Disease and Contaminants
One of the primary diseases of concern to Hawaiian monk seals is toxoplasmosis, a leading cause of seal death in the main Hawaiian Islands. The first case of toxoplasmosis in a Hawaiian monk seal was identified in 2004, and in sum there have been at least 13 known deaths of Hawaiian monk seals caused directly by this parasite, with two clusters of cases detected in 2018 and 2020. Seals with toxoplasmosis are usually found dead and not all carcasses are found, so it is likely that more seals have been affected than are reported. There are more cases of toxoplasmosis in females than males, which means that this disease has direct impacts on the species’ reproductive potential and population growth. Unlike toxoplasmosis, which is a clear and present disease threat, morbillivirus (e.g., phocine distemper virus) and West Nile Virus are of particular interest despite the fact that neither have been detected in wild Hawaiian monk seals to-date. Because Hawaiian monk seals do not have antibodies to morbilliviruses or West Nile Virus, their introduction could have a substantial effect on the population. The focus is therefore in early detection and prevention, and Hawaiian monk seals have been routinely vaccinated against morbillivirus since 2016. Other infections that are sometimes detected in Hawaiian monk seals include Brucella, herpesvirus, and Leptospira, and their significance varies but is generally not thought to have population level impacts. Persistent organic pollutants and other contaminants in Hawaiian monk seals are below the levels that have been identified as causing health effects in other marine mammal species.

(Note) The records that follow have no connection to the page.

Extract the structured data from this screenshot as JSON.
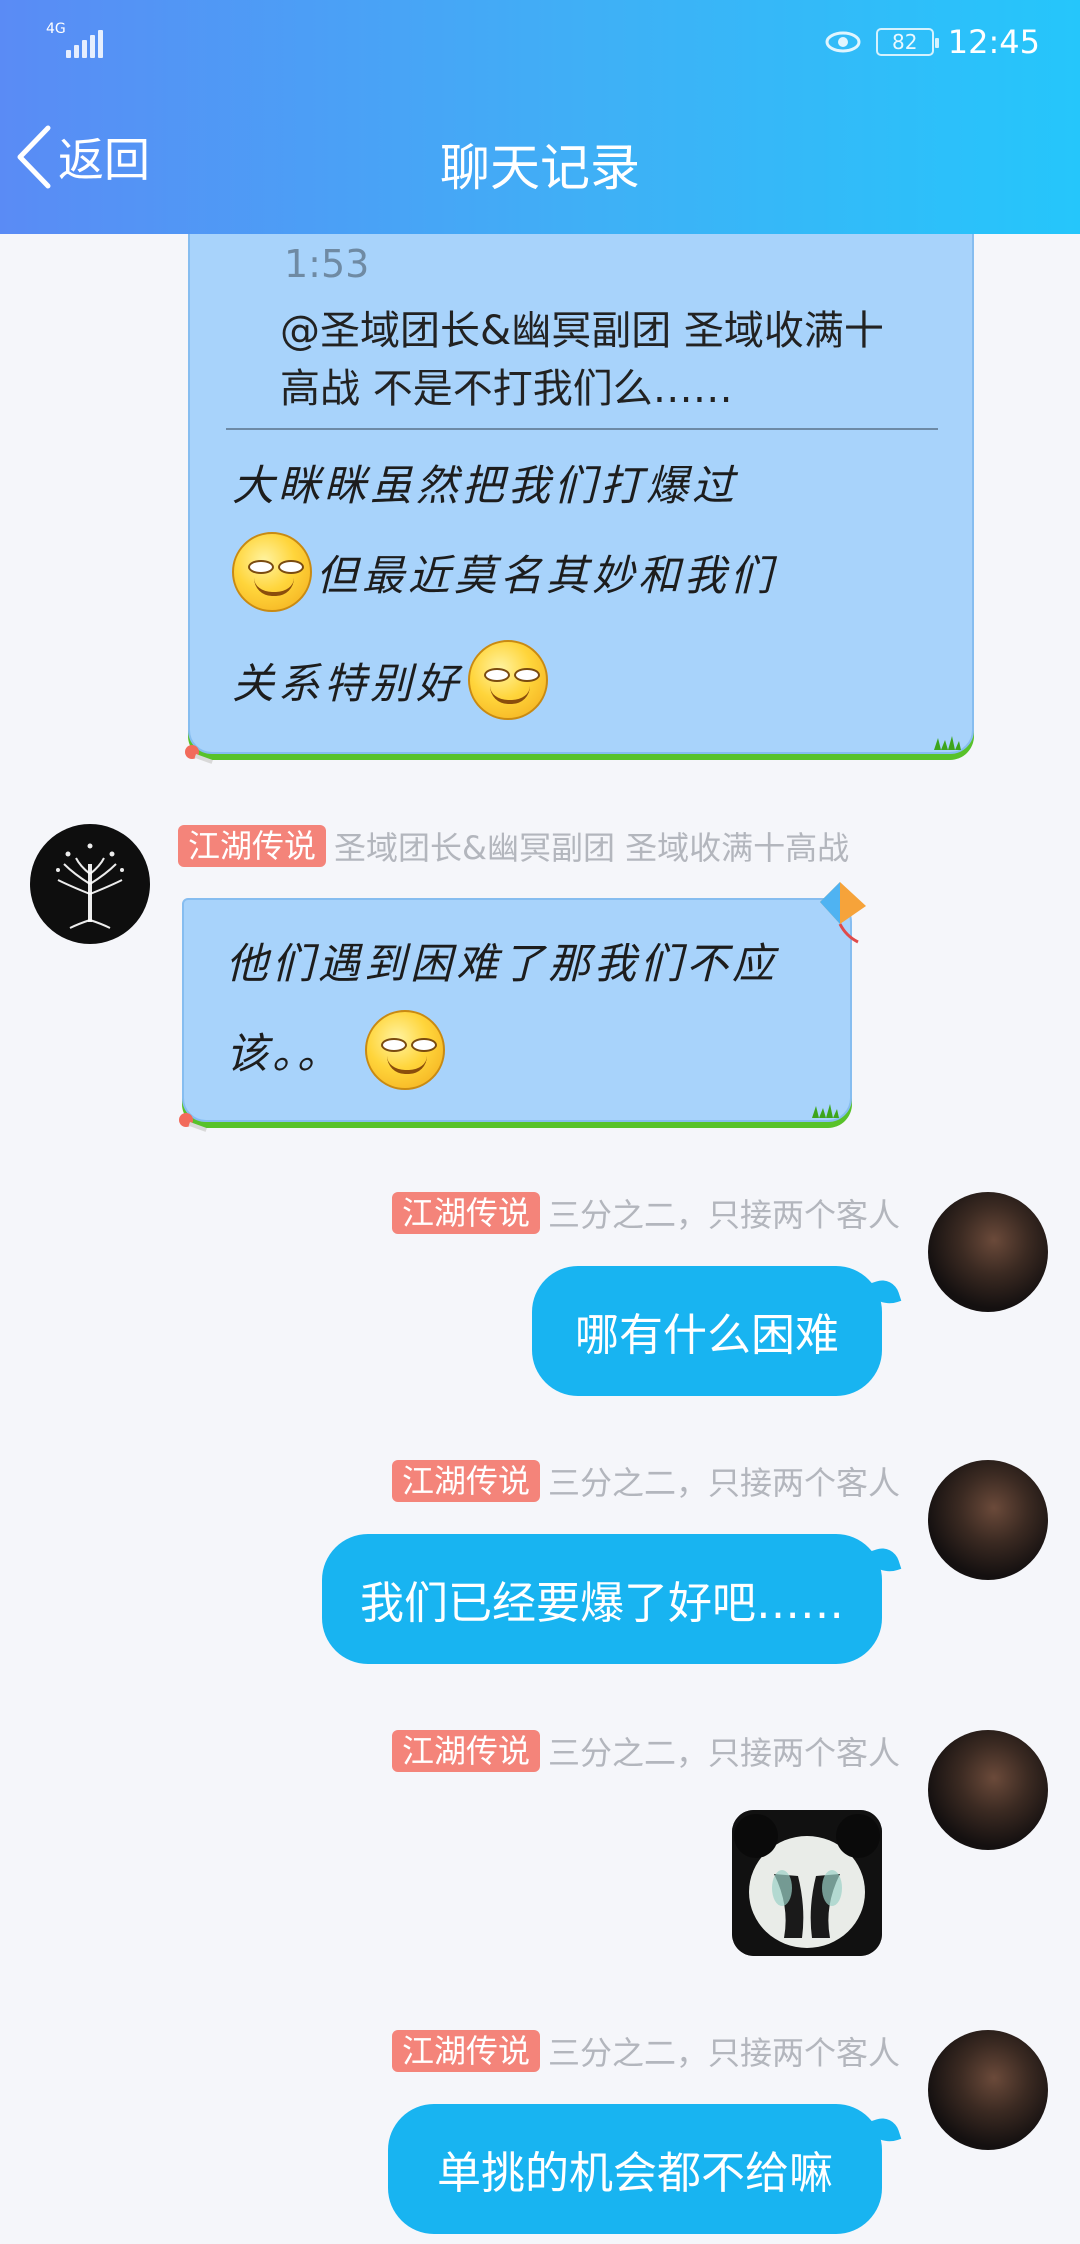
{
  "status_bar": {
    "network": "4G",
    "battery": "82",
    "time": "12:45"
  },
  "nav": {
    "back_label": "返回",
    "title": "聊天记录"
  },
  "quoted_card": {
    "quote_time": "1:53",
    "quote_text_line1": "@圣域团长&幽冥副团 圣域收满十",
    "quote_text_line2": "高战 不是不打我们么……",
    "reply_line1": "大眯眯虽然把我们打爆过",
    "reply_line2": "但最近莫名其妙和我们",
    "reply_line3": "关系特别好"
  },
  "messages": [
    {
      "tag": "江湖传说",
      "sender": "圣域团长&幽冥副团 圣域收满十高战",
      "line1": "他们遇到困难了那我们不应",
      "line2": "该。。"
    },
    {
      "tag": "江湖传说",
      "sender": "三分之二，只接两个客人",
      "text": "哪有什么困难"
    },
    {
      "tag": "江湖传说",
      "sender": "三分之二，只接两个客人",
      "text": "我们已经要爆了好吧……"
    },
    {
      "tag": "江湖传说",
      "sender": "三分之二，只接两个客人",
      "sticker": "panda-facepalm-sticker"
    },
    {
      "tag": "江湖传说",
      "sender": "三分之二，只接两个客人",
      "text": "单挑的机会都不给嘛"
    }
  ],
  "colors": {
    "header_start": "#5a8bf5",
    "header_end": "#25c6fb",
    "outgoing_bubble": "#18b4f1",
    "incoming_bubble": "#a8d3fb",
    "tag": "#f4847a"
  }
}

Intentional feeding, disturbance of sleeping or resting seals (including dog attacks), boat or vehicle strikes, and other direct human interactions, such as swimming with juvenile seals, has become a serious concern for the main Hawaiian Islands population. Beaches that are popular for human recreation are increasingly used by monk seals for “hauling out” (resting) and molting, and some female monk seals are also pupping on popular recreational beaches. During these pupping events, mother-pup pairs remain on the beach to nurse for up to 7 weeks, at which time they’re particularly vulnerable to human disturbance. This also presents a serious human safety concern, as mother seals are protective and aggressive. Human-seal interactions pose both a threat to human and seal safety and have necessitated the relocation of “conditioned” seals to remote locations in some cases.
Intentional killing of seals is an extreme example of negative human impacts in the main Hawaiian Islands. As of 2018, at least four seals have died from apparent gunshots (including one pregnant female) and eight from blunt force trauma. These events are ongoing and of serious concern.